Obama itirafını yaparken çok rahattı. Nasılsa ölen yüz binlerce insan hem Müslüman Hem Arap’tı.

Peki biz neden itiraf edemiyoruz?

Beş yıldır oynaya geldiğimiz Rus ruleti hep bizim başımızda patladı. Hep masumlar öldü.

Meşru müdafaa hakkın var dediler, elimize silahı da verdiler. Rus ruleti oyna dediler.

Her tetiğe bastığımızda on binlerce masum öldü. Sonra da bizi oyuna sokanlar; sizin elinize silah vermekle hata etmişiz, dediler.

Bundan sonra ne yapmalıyız?

Her şeyden önce Suriye’de silahlar artık susmalı. Bu savaş bitmeli.

Bu noktada ateşkesin kimin lehine olduğunun hiçbir önemi yok.
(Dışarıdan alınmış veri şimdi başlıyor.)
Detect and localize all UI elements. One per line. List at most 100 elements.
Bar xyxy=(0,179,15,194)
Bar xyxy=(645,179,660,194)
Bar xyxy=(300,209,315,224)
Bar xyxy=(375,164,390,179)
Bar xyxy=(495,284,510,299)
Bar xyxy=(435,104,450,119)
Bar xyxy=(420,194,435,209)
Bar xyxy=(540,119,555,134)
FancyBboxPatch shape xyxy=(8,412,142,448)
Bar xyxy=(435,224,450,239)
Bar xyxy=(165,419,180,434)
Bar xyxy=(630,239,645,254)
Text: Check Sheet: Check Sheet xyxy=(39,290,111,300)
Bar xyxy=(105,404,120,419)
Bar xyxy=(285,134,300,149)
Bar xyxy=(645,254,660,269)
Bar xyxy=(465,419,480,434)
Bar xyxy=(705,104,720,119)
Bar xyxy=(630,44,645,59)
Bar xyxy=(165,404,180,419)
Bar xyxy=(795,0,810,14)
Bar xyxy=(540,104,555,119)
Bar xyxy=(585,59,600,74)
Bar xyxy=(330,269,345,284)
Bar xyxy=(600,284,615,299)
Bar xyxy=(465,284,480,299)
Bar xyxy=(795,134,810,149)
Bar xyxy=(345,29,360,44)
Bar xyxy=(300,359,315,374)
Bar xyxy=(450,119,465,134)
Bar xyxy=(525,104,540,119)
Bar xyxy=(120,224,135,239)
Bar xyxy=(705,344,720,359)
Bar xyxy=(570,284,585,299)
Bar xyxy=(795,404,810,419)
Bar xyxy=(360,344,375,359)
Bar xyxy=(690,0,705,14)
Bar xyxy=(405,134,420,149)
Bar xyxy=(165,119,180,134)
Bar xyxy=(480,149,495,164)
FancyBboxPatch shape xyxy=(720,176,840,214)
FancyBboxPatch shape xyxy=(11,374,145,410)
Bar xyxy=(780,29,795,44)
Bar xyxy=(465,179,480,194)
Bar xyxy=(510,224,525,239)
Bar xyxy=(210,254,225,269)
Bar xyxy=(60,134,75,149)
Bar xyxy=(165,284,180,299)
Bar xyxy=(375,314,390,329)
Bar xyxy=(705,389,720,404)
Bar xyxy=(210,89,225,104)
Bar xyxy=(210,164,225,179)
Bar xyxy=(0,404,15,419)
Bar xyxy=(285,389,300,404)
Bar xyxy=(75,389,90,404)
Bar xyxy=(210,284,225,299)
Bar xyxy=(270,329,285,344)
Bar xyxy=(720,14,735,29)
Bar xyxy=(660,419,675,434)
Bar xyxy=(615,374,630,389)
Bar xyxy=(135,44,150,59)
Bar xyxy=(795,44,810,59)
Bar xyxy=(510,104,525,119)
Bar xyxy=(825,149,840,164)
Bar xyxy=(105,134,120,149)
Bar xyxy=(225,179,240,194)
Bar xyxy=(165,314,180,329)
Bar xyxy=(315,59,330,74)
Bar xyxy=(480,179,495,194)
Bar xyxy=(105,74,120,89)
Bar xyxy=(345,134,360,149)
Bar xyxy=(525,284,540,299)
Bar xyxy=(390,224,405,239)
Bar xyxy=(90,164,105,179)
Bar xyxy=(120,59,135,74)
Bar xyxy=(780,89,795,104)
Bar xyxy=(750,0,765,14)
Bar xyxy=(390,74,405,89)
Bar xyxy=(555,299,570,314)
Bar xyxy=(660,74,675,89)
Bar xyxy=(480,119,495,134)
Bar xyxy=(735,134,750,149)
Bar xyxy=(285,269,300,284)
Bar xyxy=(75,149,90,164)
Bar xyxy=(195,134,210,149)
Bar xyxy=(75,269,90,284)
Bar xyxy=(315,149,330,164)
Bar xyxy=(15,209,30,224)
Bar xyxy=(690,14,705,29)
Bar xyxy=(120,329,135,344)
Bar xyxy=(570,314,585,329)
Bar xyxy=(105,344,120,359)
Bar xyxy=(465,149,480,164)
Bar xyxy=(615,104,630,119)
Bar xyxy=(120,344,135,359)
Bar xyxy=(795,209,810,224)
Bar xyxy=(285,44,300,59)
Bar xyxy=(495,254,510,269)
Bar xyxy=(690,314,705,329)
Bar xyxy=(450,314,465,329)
Çünkü sonuç ne olursa olsun Suriye halkı kazanmış olmayacak. Ölümleri ve göçü durdurmak, şehirlerin yeniden inşa edilmeye başlanması, mültecilerin ülkeye geri dönmesini sağlamak, şuan her şeyden daha önemli.

Ne var ki, muhalifler ve rejim arasında bir ateşkes söz konusu olsa bile IŞİD tehlikesini ortadan kaldırmak şuan için mümkün görünmüyor.

Bu durumda Suriye 2011 öncesindeki haline bile bir daha dönemeyebilir.

Keşke sabırlı olup, silahlı devrim yerine, toplumsal dönüşüm yoluna giderek yüz binlerin hayatını ateşe atmadan zalimlerin hilelerini boşa çıkarma yoluna gidebilseydik.

“Size bir iyilik dokunursa, bu onları üzer. Başınıza bir kötülük gelse, ona sevinirler. Eğer siz sabırlı olur, Allah’a karşı gelmekten sakınırsanız, onların hileleri size hiçbir zarar vermez. Çünkü Allah onların işlediklerini kuşatmıştır.” Bakara Suresi 195. Ayet

Vedat Yılmaz’ın kaleme aldığı bu yazı, 4.10.2015 tarihinde Fıtrat Haber sitesinde yayımlanmıştır.